With the honey bee hives, the honey bees exposed to Clothianidin in Hungary and the UK suffered higher mortality over the following winter. The neonics appeared to have less of an effect on the German honey bees. Ben said this may be because the bees relied more on OSR in the UK and Hungary, plus the OSR happened to flower later at the German sites, so the German bees had a more varied diet. At the beginning of the study the German honey bee bee hives were also less diseased, with lower varroa levels. Whereas the UK hives sourced for the study happened to be quite small and diseased – hives in a poor environment with a lower variety of forage crops are more vulnerable to disease to begin with.
For the wild mason and bumble bees, the higher the concentration of neonics found in their nests, the more their reproductive potential (measured in new queen or egg cell numbers) declined.
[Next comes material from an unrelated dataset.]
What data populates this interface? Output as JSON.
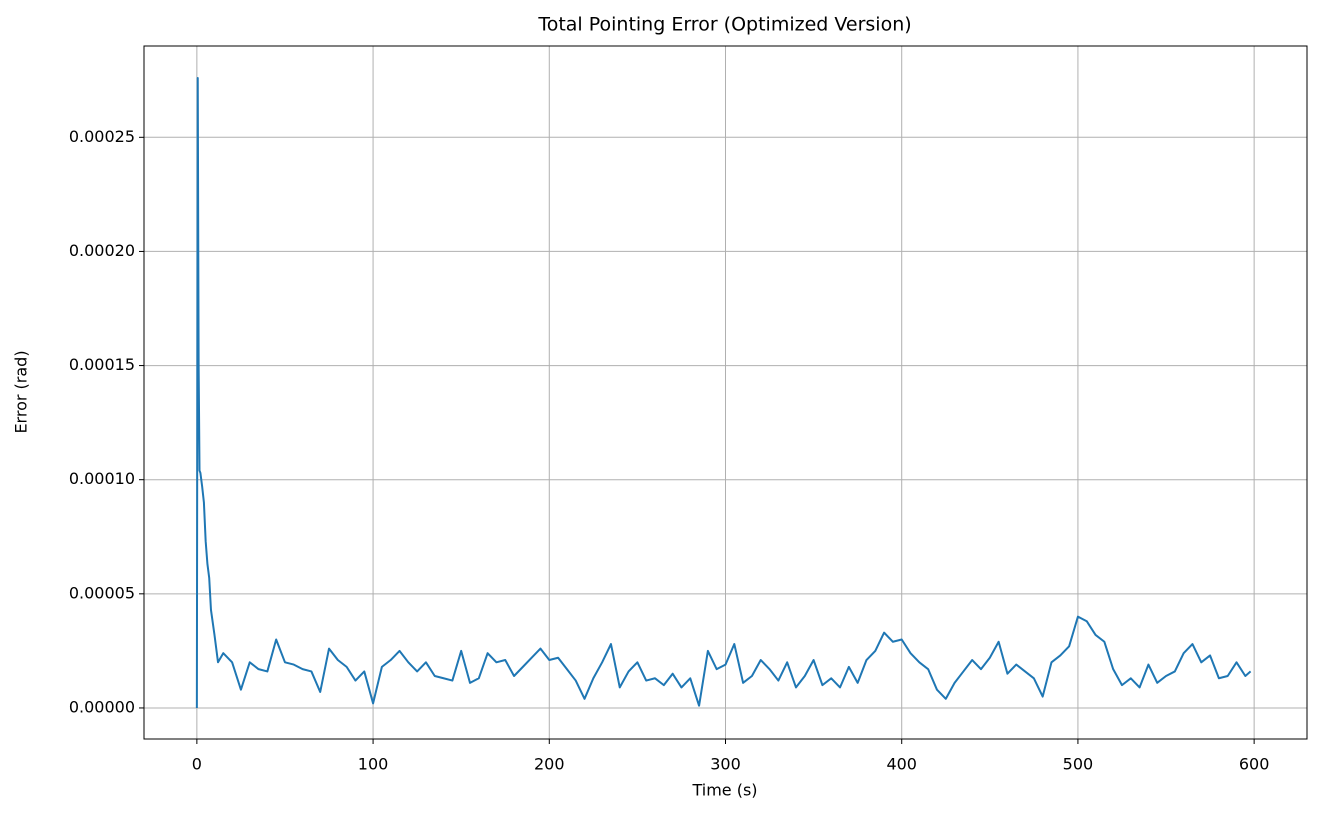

Ben then went on to talk about neonic residues in honey, which he studied in Woodcock et al (2018) ‘Neonicotinoid residues in UK honey despite European Union moratorium‘. Neonic residues were identified in the honey samples, even for honey harvested after the moratorium in 2014. However, the concentrations were typically low and the likelihood of honey containing neonicotinoid residues was higher before the moratorium than after it. There’s a National Honey Monitoring Scheme run by CEH which UK beekeepers can get involved with – donate honey and they do analysis on it to identify the mix of pollens collected by the bees. The samples are also being archived for research in the future. If you’re into Twitter you can follow the scheme at @CEH Honey.
Following the neonics ban, farmers haven’t all switched to organic methods and stopped treating their oil seed rape. Instead, they’re using pyrethroid insecticides more – but some of the main species of aphids and beetles that feed on OSR have developed pyrethroid resistance. As a result, Ben suggested that OSR may stop being an economically viable crop in some parts of the UK. Unfortunately there is no obvious big alternative crop which is bee friendly. Soya is likely to expand in the UK, but it doesn’t require insect pollination. In the future, will oil seed rape honey no longer clog up the supers of beekeepers here?